Le mufti gay-friendly

Soheib Bencheikh, ancien grand mufti de Marseille, ex-membre du Conseil Français du Culte Musulman (CFCM), dirige actuellement l’Institut Supérieur des Sciences Islamiques, basé à Marseille. À rebours des prêches islamistes dénonçant l’homosexualité comme une abomination et une dépravation morale importée de l’Occident, il fait partie de ces voix, trop souvent couvertes par les vociférations des intégristes, qui prônent un islam tolérant, loin des clichés et des fantasmes.

Que dit l’islam sur l’homosexualité ?
Quasiment rien : ce thème y est pratiquement inconnu. Le Coran n’en parle pas, hormis dans un passage très succinct et repris de la Bible où il est question de Lût et de Sodome ; et encore, le récit se contente de réprouver l’«immoralité» des habitants de Sodome, sans préciser quelles sont leurs pratiques. Seuls les hadiths (paroles de Mahomet, NdlR) affirment que le Prophète aurait condamné la pratique homosexuelle, mais leur fiabilité est beaucoup plus incertaine que celle du Coran : ce sont en effet des adages qui ont été attribués au Prophète entre un siècle et demi et deux siècles et demi après sa mort, et qui sont donc influencés par une théologie déjà établie et une morale déjà construite.

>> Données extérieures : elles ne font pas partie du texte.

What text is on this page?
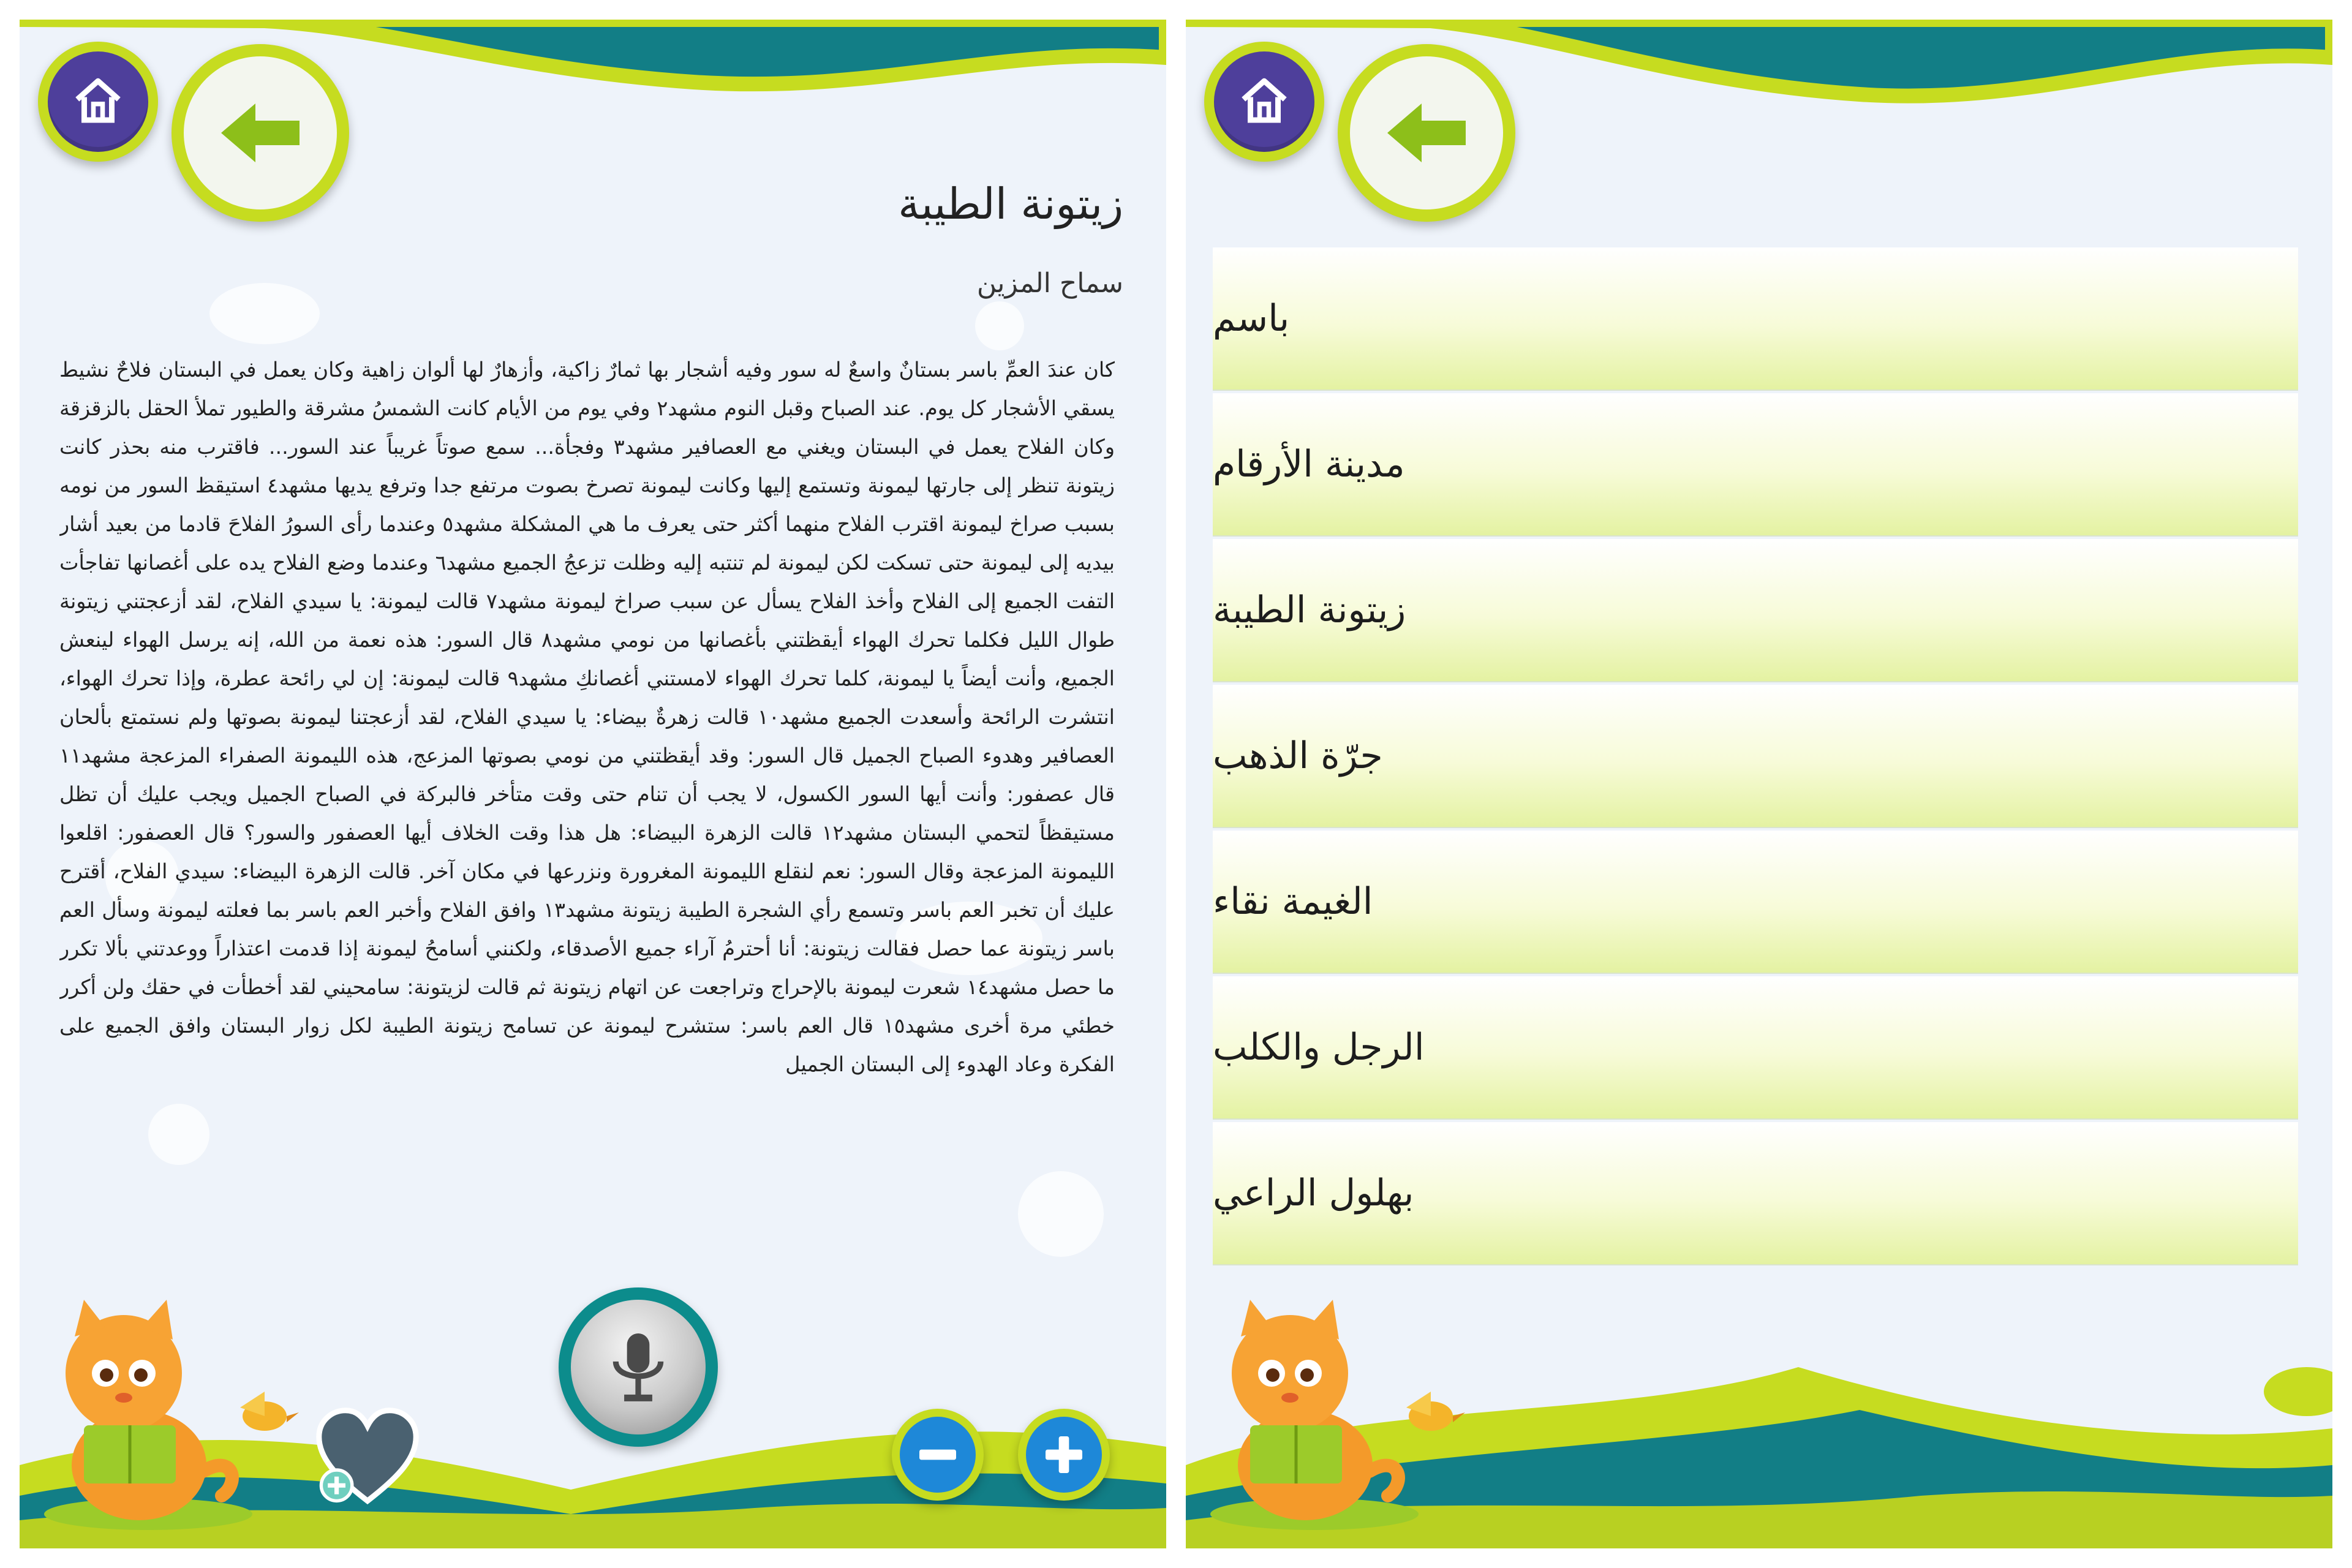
زيتونة الطيبة
سماح المزين
كان عندَ العمِّ باسر بستانٌ واسعٌ له سور وفيه أشجار بها ثمارٌ زاكية، وأزهارٌ لها ألوان زاهية وكان يعمل في البستان فلاحٌ نشيط يسقي الأشجار كل يوم. عند الصباح وقبل النوم مشهد٢ وفي يوم من الأيام كانت الشمسُ مشرقة والطيور تملأ الحقل بالزقزقة وكان الفلاح يعمل في البستان ويغني مع العصافير مشهد٣ وفجأة... سمع صوتاً غريباً عند السور... فاقترب منه بحذر كانت زيتونة تنظر إلى جارتها ليمونة وتستمع إليها وكانت ليمونة تصرخ بصوت مرتفع جدا وترفع يديها مشهد٤ استيقظ السور من نومه بسبب صراخ ليمونة اقترب الفلاح منهما أكثر حتى يعرف ما هي المشكلة مشهد٥ وعندما رأى السورُ الفلاحَ قادما من بعيد أشار بيديه إلى ليمونة حتى تسكت لكن ليمونة لم تنتبه إليه وظلت تزعجُ الجميع مشهد٦ وعندما وضع الفلاح يده على أغصانها تفاجأت التفت الجميع إلى الفلاح وأخذ الفلاح يسأل عن سبب صراخ ليمونة مشهد٧ قالت ليمونة: يا سيدي الفلاح، لقد أزعجتني زيتونة طوال الليل فكلما تحرك الهواء أيقظتني بأغصانها من نومي مشهد٨ قال السور: هذه نعمة من الله، إنه يرسل الهواء لينعش الجميع، وأنت أيضاً يا ليمونة، كلما تحرك الهواء لامستني أغصانكِ مشهد٩ قالت ليمونة: إن لي رائحة عطرة، وإذا تحرك الهواء، انتشرت الرائحة وأسعدت الجميع مشهد١٠ قالت زهرةٌ بيضاء: يا سيدي الفلاح، لقد أزعجتنا ليمونة بصوتها ولم نستمتع بألحان العصافير وهدوء الصباح الجميل قال السور: وقد أيقظتني من نومي بصوتها المزعج، هذه الليمونة الصفراء المزعجة مشهد١١ قال عصفور: وأنت أيها السور الكسول، لا يجب أن تنام حتى وقت متأخر فالبركة في الصباح الجميل ويجب عليك أن تظل مستيقظاً لتحمي البستان مشهد١٢ قالت الزهرة البيضاء: هل هذا وقت الخلاف أيها العصفور والسور؟ قال العصفور: اقلعوا الليمونة المزعجة وقال السور: نعم لنقلع الليمونة المغرورة ونزرعها في مكان آخر. قالت الزهرة البيضاء: سيدي الفلاح، أقترح عليك أن تخبر العم باسر وتسمع رأي الشجرة الطيبة زيتونة مشهد١٣ وافق الفلاح وأخبر العم باسر بما فعلته ليمونة وسأل العم باسر زيتونة عما حصل فقالت زيتونة: أنا أحترمُ آراء جميع الأصدقاء، ولكنني أسامحُ ليمونة إذا قدمت اعتذاراً ووعدتني بألا تكرر ما حصل مشهد١٤ شعرت ليمونة بالإحراج وتراجعت عن اتهام زيتونة ثم قالت لزيتونة: سامحيني لقد أخطأت في حقك ولن أكرر خطئي مرة أخرى مشهد١٥ قال العم باسر: ستشرح ليمونة عن تسامح زيتونة الطيبة لكل زوار البستان وافق الجميع على الفكرة وعاد الهدوء إلى البستان الجميل
باسم
مدينة الأرقام
زيتونة الطيبة
جرّة الذهب
الغيمة نقاء
الرجل والكلب
بهلول الراعي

Selon vous, il ne faut donc pas se référer à la charia, qui prévoit la mise à mort des homosexuels ?
La charia n’est pas une loi divine et immédiatement applicable ; elle relève d’un travail humain, et non de Dieu. C’est une œuvre de déduction et d’intuition qui s’inspire du Coran mais également d’autres sources humaines et naturelles, y compris l’usage, l’intérêt… C’est un mot générique qui qualifie une intention : celle d’être en conformité avec une éthique ou une loi selon sa foi. Mais la charia n’est codifiée nulle part. C’est forcément une interprétation, car en dehors du Coran, tout ce que nous savons est le produit de l’intelligence et de la réflexion humaines. Ce que vous mentionnez relève en vérité du droit musulman tel qu’il a été défini par l’une ou l’autre des grandes écoles de l’islam : hanafite, malékite, hanbalite, chaféite, etc. Ces écoles s’inscrivent dans un contexte historique et social qui est celui d’une société tribale et clanique. L’ennui, c’est que musulmans comme non-musulmans distinguent peu ces différentes conceptions que sont la charia, le droit musulman, la jurisprudence… Il est exact que le droit musulman condamne très sévèrement la pratique homosexuelle, mais en se fondant sur quoi ? Sur rien, ou presque.

Il n’y a donc pas de contradiction entre le fait d’être musulman et celui d’être homosexuel ?
Bien sûr que non : on peut tout à fait être à la fois homosexuel et musulman, jouir de tous les droits et s’acquitter de tous les devoirs d’un croyant.

Pourquoi alors les intégristes développent-ils un rejet aussi violent de l’homosexualité ?
En raison de la société patriarcale et du machisme qui prévalent sur les deux rives de la Méditerranée, aussi bien chez les Siciliens que chez les Algériens. Toutefois, l’homosexualité active est presque tolérée dans l’usage, en tout cas mieux considérée que l’homosexualité passive.

Quelle serait alors votre propre interprétation, en tant que théologien, des rapports entre homosexualité et islam ?
Pour moi, le fait que le texte ne dise rien, ce silence de Dieu, est en soi une législation au même titre que les commandements. Dieu est sensé être omniscient, et le Coran est décrit comme le livre qui n’a rien oublié. Ce n’est donc pas pour rien qu’il ne parle pas d’homosexualité : s’il ne la mentionne pas, ce n’est pas aux hommes de l’interdire. De surcroît, contrairement à une certaine tradition chrétienne, qui voit d’un mauvais œil la pratique sexuelle, l’islam précise que l’accomplissement du désir sexuel participe à l’équilibre de l’être. J’estime donc que cette question de l’homosexualité ne concerne ni le théologien ni le juriste, qui n’ont pas à s’intéresser à l’intimité des êtres ou à ce qui se passe dans leur chambre à coucher.